The resource reallocation arithmetic that follows (§5.4) is stark: at 10 billion messages scanned, under intentionally generous assumptions, a high-sensitivity Chat Control 2.0 deployment generates approximately 1.598 billion false positives per scan cycle. EU-wide CSAM investigative capacity is estimated at roughly 3,000 officers. Even 30 seconds of triage per flag — an extremely conservative estimate for review of potentially illegal material — consumes approximately 2.2 times total available investigative capacity, before a single specialist prosecutor sees a case. The result holds across all 27 normative weighting combinations tested.

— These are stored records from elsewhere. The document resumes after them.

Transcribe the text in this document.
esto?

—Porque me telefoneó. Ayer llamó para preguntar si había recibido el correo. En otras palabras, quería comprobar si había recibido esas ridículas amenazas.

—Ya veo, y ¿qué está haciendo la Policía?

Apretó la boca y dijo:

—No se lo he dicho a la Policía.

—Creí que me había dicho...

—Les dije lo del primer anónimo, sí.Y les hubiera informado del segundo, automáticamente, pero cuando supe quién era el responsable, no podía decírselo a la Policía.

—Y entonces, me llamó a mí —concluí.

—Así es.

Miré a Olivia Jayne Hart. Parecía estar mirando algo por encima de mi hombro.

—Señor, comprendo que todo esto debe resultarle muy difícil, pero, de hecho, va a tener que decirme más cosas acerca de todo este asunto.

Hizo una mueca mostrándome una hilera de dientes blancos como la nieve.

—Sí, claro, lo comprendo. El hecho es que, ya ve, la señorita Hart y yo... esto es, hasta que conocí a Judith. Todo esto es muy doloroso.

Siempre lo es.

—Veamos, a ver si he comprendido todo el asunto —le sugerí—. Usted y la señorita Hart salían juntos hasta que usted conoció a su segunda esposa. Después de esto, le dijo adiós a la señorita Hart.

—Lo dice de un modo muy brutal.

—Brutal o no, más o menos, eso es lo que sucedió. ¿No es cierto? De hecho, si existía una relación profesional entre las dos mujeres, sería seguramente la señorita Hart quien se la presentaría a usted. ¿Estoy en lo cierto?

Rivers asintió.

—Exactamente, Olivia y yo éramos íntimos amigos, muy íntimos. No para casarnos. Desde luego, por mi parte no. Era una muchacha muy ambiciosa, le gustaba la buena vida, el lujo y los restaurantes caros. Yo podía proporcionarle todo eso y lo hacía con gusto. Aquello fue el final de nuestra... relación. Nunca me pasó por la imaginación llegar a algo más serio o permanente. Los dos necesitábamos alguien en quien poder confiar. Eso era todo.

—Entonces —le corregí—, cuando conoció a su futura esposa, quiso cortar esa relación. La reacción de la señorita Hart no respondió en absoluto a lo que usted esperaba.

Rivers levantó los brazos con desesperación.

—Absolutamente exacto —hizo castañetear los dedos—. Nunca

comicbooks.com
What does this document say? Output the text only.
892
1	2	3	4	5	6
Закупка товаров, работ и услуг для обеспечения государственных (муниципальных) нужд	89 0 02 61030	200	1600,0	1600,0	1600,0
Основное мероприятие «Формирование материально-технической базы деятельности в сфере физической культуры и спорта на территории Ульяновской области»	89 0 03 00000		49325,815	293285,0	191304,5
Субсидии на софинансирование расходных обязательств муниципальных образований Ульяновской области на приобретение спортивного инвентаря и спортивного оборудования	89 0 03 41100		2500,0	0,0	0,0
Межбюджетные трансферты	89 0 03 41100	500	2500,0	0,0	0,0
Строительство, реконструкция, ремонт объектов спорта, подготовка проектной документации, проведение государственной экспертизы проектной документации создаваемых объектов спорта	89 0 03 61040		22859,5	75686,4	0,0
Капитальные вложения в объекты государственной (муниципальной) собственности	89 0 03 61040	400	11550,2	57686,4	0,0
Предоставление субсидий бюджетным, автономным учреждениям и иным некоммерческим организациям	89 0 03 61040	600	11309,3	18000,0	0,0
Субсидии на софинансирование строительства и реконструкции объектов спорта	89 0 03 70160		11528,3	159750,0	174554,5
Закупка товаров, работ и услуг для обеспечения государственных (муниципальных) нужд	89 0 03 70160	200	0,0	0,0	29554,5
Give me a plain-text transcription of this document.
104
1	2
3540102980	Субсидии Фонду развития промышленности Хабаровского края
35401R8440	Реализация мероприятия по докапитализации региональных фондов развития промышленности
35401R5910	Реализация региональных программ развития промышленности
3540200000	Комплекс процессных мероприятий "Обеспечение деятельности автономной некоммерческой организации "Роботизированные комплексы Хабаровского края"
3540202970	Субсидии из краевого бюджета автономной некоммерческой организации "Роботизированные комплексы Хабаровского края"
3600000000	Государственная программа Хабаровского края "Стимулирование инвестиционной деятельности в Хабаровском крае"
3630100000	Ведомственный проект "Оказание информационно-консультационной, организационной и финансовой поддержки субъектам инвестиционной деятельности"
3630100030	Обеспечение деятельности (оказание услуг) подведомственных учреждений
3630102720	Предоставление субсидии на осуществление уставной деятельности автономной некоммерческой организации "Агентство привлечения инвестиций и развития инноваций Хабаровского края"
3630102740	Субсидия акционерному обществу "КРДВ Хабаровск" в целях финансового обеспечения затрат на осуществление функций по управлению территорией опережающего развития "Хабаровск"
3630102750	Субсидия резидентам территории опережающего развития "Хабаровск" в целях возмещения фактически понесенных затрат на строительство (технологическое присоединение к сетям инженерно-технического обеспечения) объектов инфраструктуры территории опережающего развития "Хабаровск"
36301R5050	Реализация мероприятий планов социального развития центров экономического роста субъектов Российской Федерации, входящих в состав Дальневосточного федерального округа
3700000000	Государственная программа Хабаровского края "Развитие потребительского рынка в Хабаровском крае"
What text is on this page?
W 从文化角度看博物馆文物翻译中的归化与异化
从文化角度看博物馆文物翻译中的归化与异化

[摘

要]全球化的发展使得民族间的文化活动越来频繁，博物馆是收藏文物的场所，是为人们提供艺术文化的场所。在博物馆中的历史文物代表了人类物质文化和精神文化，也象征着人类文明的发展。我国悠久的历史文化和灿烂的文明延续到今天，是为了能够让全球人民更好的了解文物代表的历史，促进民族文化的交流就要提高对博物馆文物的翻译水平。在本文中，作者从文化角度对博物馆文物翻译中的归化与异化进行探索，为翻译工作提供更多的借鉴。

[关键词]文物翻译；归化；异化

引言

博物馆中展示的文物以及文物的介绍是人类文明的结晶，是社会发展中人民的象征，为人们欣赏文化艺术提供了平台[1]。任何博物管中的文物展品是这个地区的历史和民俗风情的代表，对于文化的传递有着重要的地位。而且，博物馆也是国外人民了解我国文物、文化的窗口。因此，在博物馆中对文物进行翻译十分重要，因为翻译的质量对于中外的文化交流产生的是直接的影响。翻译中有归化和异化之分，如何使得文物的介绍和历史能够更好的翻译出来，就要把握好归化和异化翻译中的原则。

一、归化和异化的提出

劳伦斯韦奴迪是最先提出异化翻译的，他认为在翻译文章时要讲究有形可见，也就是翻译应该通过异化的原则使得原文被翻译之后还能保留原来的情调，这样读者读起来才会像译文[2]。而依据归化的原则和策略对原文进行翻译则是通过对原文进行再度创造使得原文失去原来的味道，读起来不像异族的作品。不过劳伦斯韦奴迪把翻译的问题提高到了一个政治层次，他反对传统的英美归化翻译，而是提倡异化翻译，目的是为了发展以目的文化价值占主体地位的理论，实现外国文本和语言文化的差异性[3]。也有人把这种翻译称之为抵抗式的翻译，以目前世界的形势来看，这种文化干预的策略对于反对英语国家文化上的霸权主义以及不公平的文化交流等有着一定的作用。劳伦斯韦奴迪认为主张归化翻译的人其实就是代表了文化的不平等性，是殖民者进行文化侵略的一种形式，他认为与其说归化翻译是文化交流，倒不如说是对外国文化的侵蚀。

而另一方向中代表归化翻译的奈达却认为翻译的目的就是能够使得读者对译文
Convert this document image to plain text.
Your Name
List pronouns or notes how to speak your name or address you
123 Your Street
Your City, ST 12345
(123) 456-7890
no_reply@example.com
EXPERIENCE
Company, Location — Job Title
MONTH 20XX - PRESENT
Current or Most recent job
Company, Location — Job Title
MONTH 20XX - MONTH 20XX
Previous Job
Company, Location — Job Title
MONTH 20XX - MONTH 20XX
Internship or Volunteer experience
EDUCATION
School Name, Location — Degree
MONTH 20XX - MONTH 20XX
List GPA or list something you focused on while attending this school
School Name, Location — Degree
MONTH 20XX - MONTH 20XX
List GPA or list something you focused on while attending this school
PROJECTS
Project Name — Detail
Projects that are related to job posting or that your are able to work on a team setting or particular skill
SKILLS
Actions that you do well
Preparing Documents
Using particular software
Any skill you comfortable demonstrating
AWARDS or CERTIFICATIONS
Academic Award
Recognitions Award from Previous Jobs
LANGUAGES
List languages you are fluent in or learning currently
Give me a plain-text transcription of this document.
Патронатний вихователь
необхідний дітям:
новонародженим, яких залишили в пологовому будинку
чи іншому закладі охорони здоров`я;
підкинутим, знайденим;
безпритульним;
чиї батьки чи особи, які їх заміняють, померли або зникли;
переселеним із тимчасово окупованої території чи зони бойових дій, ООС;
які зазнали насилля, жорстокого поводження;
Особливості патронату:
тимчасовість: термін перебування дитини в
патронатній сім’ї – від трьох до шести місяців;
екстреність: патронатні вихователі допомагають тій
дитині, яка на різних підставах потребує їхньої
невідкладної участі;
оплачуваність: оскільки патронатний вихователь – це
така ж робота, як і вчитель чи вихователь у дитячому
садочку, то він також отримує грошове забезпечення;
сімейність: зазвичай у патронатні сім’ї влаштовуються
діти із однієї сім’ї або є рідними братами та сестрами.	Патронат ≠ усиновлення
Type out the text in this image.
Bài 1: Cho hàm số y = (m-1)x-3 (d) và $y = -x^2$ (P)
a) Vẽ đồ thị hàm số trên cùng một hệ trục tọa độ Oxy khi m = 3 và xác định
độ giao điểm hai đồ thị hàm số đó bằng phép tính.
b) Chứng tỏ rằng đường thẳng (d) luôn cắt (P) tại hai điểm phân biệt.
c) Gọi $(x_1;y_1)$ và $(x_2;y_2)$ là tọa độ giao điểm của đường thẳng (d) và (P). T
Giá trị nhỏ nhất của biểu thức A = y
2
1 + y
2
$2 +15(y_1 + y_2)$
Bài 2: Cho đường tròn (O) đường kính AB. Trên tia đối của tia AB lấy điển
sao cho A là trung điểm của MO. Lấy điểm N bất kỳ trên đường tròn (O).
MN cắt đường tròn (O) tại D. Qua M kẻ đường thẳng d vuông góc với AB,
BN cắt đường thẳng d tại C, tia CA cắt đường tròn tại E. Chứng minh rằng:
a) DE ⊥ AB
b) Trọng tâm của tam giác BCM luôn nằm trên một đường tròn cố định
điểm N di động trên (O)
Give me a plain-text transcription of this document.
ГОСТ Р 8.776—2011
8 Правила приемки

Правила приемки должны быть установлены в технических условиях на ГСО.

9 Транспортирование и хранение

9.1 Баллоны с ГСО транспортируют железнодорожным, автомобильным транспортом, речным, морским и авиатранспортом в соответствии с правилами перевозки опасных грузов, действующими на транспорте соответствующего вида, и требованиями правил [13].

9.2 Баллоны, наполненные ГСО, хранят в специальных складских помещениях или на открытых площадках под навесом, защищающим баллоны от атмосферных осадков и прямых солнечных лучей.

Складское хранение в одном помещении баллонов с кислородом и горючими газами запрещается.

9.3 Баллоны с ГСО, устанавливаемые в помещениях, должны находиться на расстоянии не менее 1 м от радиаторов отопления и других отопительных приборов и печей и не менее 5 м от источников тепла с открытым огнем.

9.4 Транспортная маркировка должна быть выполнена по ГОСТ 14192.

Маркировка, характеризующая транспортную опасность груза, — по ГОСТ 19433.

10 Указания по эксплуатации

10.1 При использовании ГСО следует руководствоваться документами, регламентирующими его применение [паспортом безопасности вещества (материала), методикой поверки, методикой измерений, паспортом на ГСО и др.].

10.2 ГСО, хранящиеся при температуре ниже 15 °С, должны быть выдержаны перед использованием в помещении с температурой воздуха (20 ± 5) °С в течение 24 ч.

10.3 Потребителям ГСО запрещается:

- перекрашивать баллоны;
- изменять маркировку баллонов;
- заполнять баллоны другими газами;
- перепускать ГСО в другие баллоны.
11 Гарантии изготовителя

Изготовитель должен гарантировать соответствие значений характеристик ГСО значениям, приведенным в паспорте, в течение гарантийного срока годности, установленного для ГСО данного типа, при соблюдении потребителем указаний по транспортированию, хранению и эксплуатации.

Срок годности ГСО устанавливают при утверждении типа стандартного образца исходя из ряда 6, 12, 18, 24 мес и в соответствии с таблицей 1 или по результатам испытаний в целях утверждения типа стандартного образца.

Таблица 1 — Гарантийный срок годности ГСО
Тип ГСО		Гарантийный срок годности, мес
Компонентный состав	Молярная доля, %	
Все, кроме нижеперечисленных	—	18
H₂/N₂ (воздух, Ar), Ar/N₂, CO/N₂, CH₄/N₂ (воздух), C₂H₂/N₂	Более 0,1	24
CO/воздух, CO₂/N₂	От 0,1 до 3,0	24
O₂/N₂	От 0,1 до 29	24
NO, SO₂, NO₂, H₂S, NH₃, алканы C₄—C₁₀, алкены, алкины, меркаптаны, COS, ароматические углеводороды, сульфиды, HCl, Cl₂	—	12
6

The distinction between the two propositions is the distinction between the two votes: between the known-CSAM hash-matching regime that just expired, and the unknown-content AI scanning mandate the Council still wants. They are not the same program. They do not have the same math. And it’s unclear how the Parliament’s political battle against the former will affect the latter.

Notes on the Paper

The updated working paper is at GitHub. The SSRN version (Abstract ID 6385478) is currently out of date — I couldn’t get the revision to process in their system. If you’re citing or reading this, please use the repo.

The broader argument — four causal pathways, equilibrium modeling, comparative analysis of Chat Control, police polygraph programs, and iBorderCtrl — is unchanged. The new Proposition 1 / Corollary 1 formalization makes the known/unknown distinction rigorous rather than merely descriptive, and anchors the resource reallocation results more tightly.

The argument continues to have no natural political constituency. I continue to find this more funny than frustrating.